A full-blown economic storm

The perfect economic storm is now upon us.

As our political leaders as recently as this week continued to get caught up in the whirlwind of controversy surrounding the former president Gloria Arroyo, a storm of a different kind had been brewing on the horizon.

A few weeks ago, I had warned that the country was sailing right into this tempest almost unaware as its political class seemed more enamored by internal rather than international events. Finally, the stiff economic headwinds that I had been speaking of have finally turned into a fierce global contagion emanating from the US and Western Europe and spreading into Australasia.

The US is already half-way into a lost decade. Recent economic figures point to a prolonged slow recovery, and the likelihood of another recession now imminent. Western Europe is gripped with the bailout woes of the PIIGS economies with Italy now looking more likely to default. A bailout would require Germany and France, two of the largest economies, to undertake austerity measures of their own.

Even after Democrats and Republicans signed a deal to lift the debt ceiling, credit ratings agencies downgraded their outlook for the country as fixing their fiscal house in the long run seemed unlikely given the highly contentious nature of the package required for this almost ceremonial task. The tsunami has now hit Asian markets with East Asia and Australia taking a battering today.

China which has its own version of the sub-prime mortgage crisis developing with town and village councils saddled with loans resulting from its stimulus program could now find its growth slowing to below sustainable levels. And of course, the uprisings in MENA are continuing to raise the price of oil.

The Philippine government which was responsible for restraining growth in the fourth quarter of 2010 and the first quarter of 2011 with its self-imposed fiscal contraction will now wish that it had done more in those periods to foster growth to protect it from the global economic slowdown that now seems apparent.

What is at stake here are the remittances from overseas and the exports of goods (electronics, cars and machinery) and services (tourism and business processing) that have propped up our economy. With demand collapsing in the global economy, don’t expect these flows to materially rise in the coming years.

Secondly, the flow of investments or hot money would in a period of uncertainty normally seek safe havens. Unfortunately, the traditional safe haven of US treasury may no longer be as reliable as before. This could lead to significant depreciation of the greenback which will hit our competitiveness in global markets even more.

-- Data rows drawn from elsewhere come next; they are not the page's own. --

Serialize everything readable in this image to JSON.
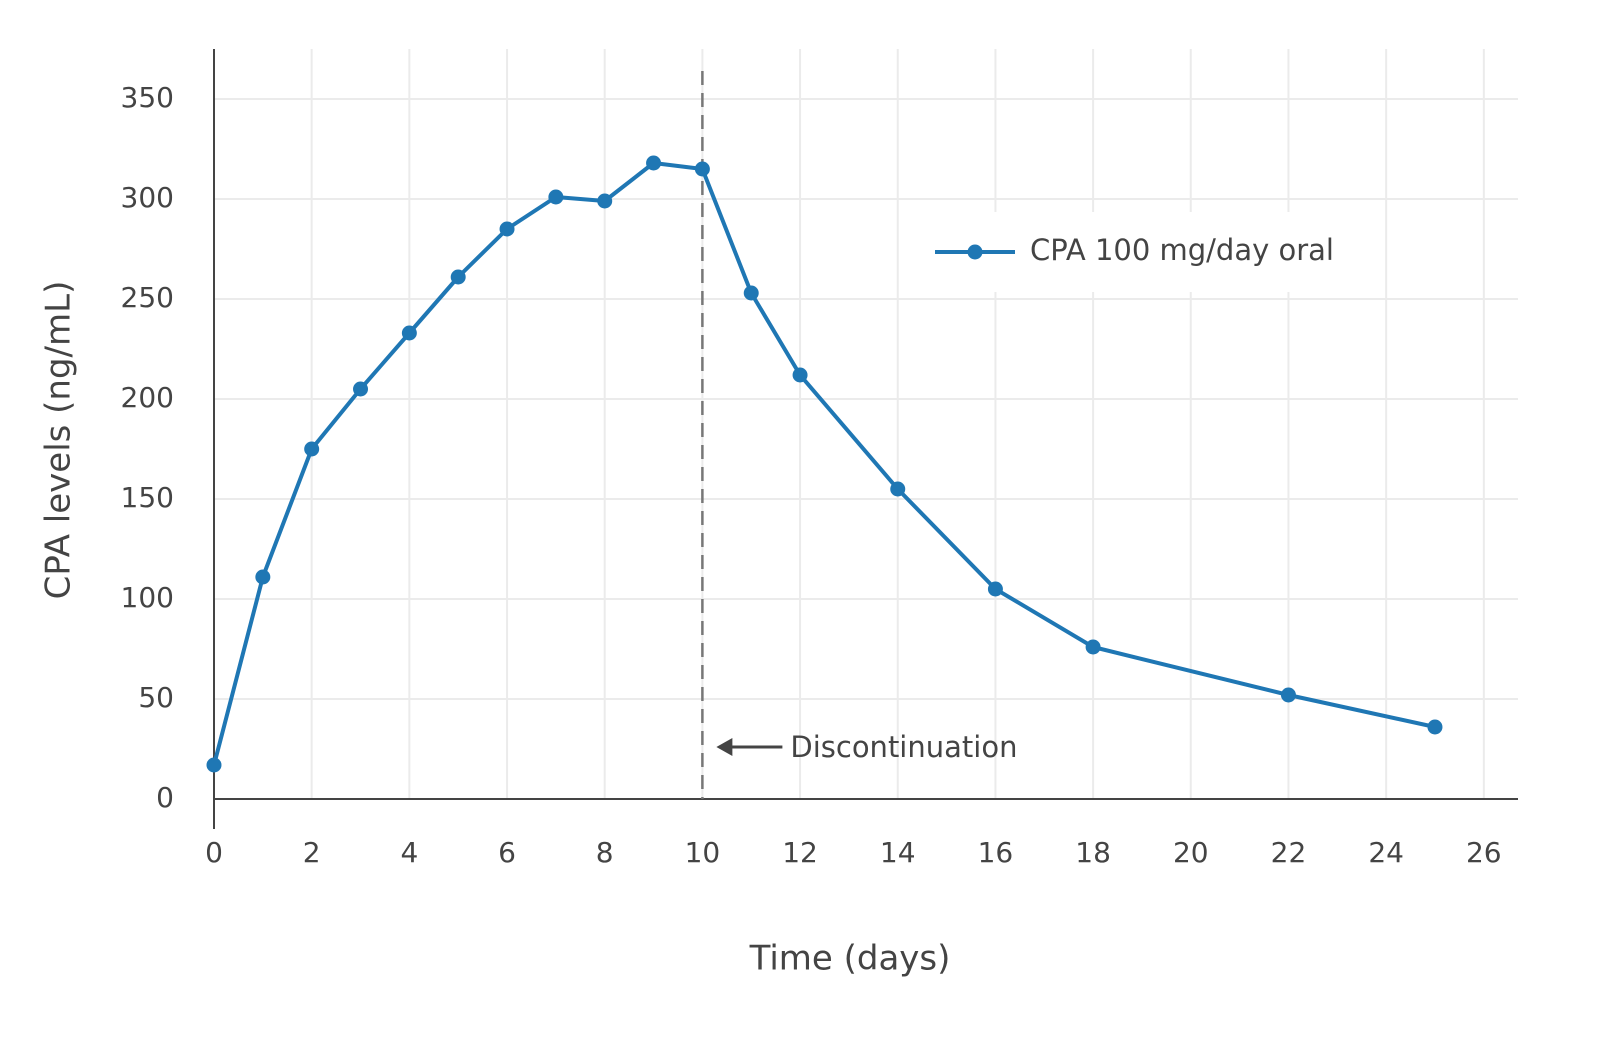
{
  "chart_data": {
    "type": "line",
    "x_label": "Time (days)",
    "y_label": "CPA levels (ng/mL)",
    "x": [
      0,
      1,
      2,
      3,
      4,
      5,
      6,
      7,
      8,
      9,
      10,
      11,
      12,
      14,
      16,
      18,
      22,
      25
    ],
    "series": [
      {
        "name": "CPA 100 mg/day oral",
        "color": "#1f77b4",
        "values": [
          17,
          111,
          175,
          205,
          233,
          261,
          285,
          301,
          299,
          318,
          315,
          253,
          212,
          155,
          105,
          76,
          52,
          36
        ]
      }
    ],
    "xlim": [
      0,
      26.7
    ],
    "ylim": [
      0,
      375
    ],
    "xticks": [
      0,
      2,
      4,
      6,
      8,
      10,
      12,
      14,
      16,
      18,
      20,
      22,
      24,
      26
    ],
    "yticks": [
      0,
      50,
      100,
      150,
      200,
      250,
      300,
      350
    ],
    "grid": true,
    "legend": "upper right",
    "annotation": {
      "text": "Discontinuation",
      "x": 10,
      "y": 25
    }
  }
}
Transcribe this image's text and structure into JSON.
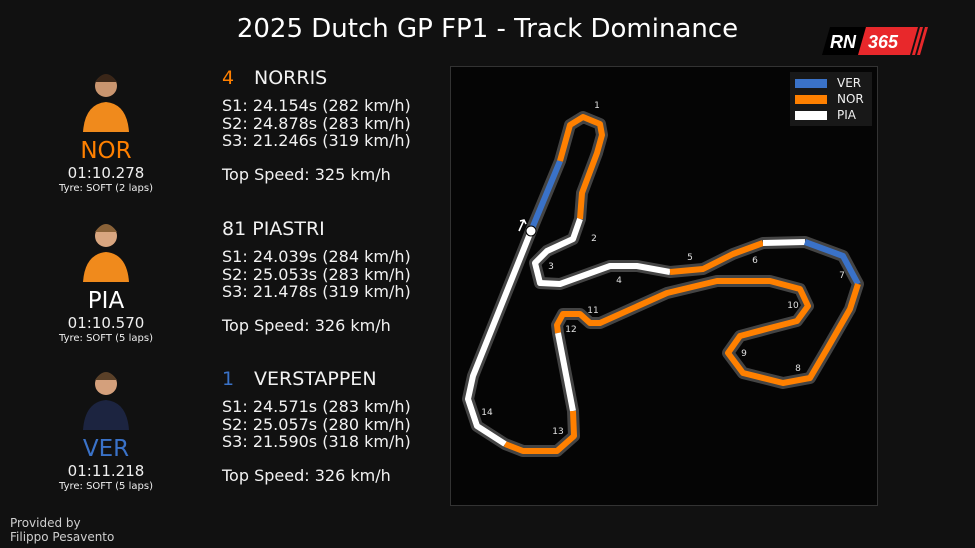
{
  "title": "2025 Dutch GP FP1 - Track Dominance",
  "logo": {
    "text_left": "RN",
    "text_right": "365"
  },
  "colors": {
    "VER": "#3a72c8",
    "NOR": "#ff8000",
    "PIA": "#ffffff"
  },
  "drivers": [
    {
      "code": "NOR",
      "number": "4",
      "name": "NORRIS",
      "lap_time": "01:10.278",
      "tyre": "Tyre: SOFT (2 laps)",
      "sectors": [
        "S1:  24.154s  (282 km/h)",
        "S2:  24.878s  (283 km/h)",
        "S3:  21.246s  (319 km/h)"
      ],
      "top_speed": "Top Speed: 325 km/h",
      "color": "#ff8000",
      "num_color": "#ff8000"
    },
    {
      "code": "PIA",
      "number": "81",
      "name": "PIASTRI",
      "lap_time": "01:10.570",
      "tyre": "Tyre: SOFT (5 laps)",
      "sectors": [
        "S1:  24.039s  (284 km/h)",
        "S2:  25.053s  (283 km/h)",
        "S3:  21.478s  (319 km/h)"
      ],
      "top_speed": "Top Speed: 326 km/h",
      "color": "#ffffff",
      "num_color": "#f2f2f2"
    },
    {
      "code": "VER",
      "number": "1",
      "name": "VERSTAPPEN",
      "lap_time": "01:11.218",
      "tyre": "Tyre: SOFT (5 laps)",
      "sectors": [
        "S1:  24.571s  (283 km/h)",
        "S2:  25.057s  (280 km/h)",
        "S3:  21.590s  (318 km/h)"
      ],
      "top_speed": "Top Speed: 326 km/h",
      "color": "#3a72c8",
      "num_color": "#3a72c8"
    }
  ],
  "credit": {
    "line1": "Provided by",
    "line2": "Filippo Pesavento"
  },
  "chart_data": {
    "type": "track-map",
    "title": "2025 Dutch GP FP1 - Track Dominance",
    "legend": [
      "VER",
      "NOR",
      "PIA"
    ],
    "legend_position": "top-right",
    "corners": [
      "1",
      "2",
      "3",
      "4",
      "5",
      "6",
      "7",
      "8",
      "9",
      "10",
      "11",
      "12",
      "13",
      "14"
    ],
    "minisector_dominance": [
      "VER",
      "NOR",
      "PIA",
      "NOR",
      "PIA",
      "VER",
      "NOR",
      "PIA",
      "NOR",
      "PIA"
    ]
  }
}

Thirdly, the PPPs which the government was hoping to augment its meager 2.5% of GDP spend on infrastructure (5% is the benchmark) could be threatened as investment funds now re-calibrate their tolerance for risk. The emerging market of Asia would be an alternative to the ailing Western economies, but that is no guarantee. With global demand easing, the need for foreign investments to expand production capacity diminishes.

Finally, what is to become of the government’s 7-8% growth target (minimum of 5%) on average for the next five years? It is more likely that global events will weigh down on the prospects for this. The government will have to work harder now to maintain fiscal and economic stability.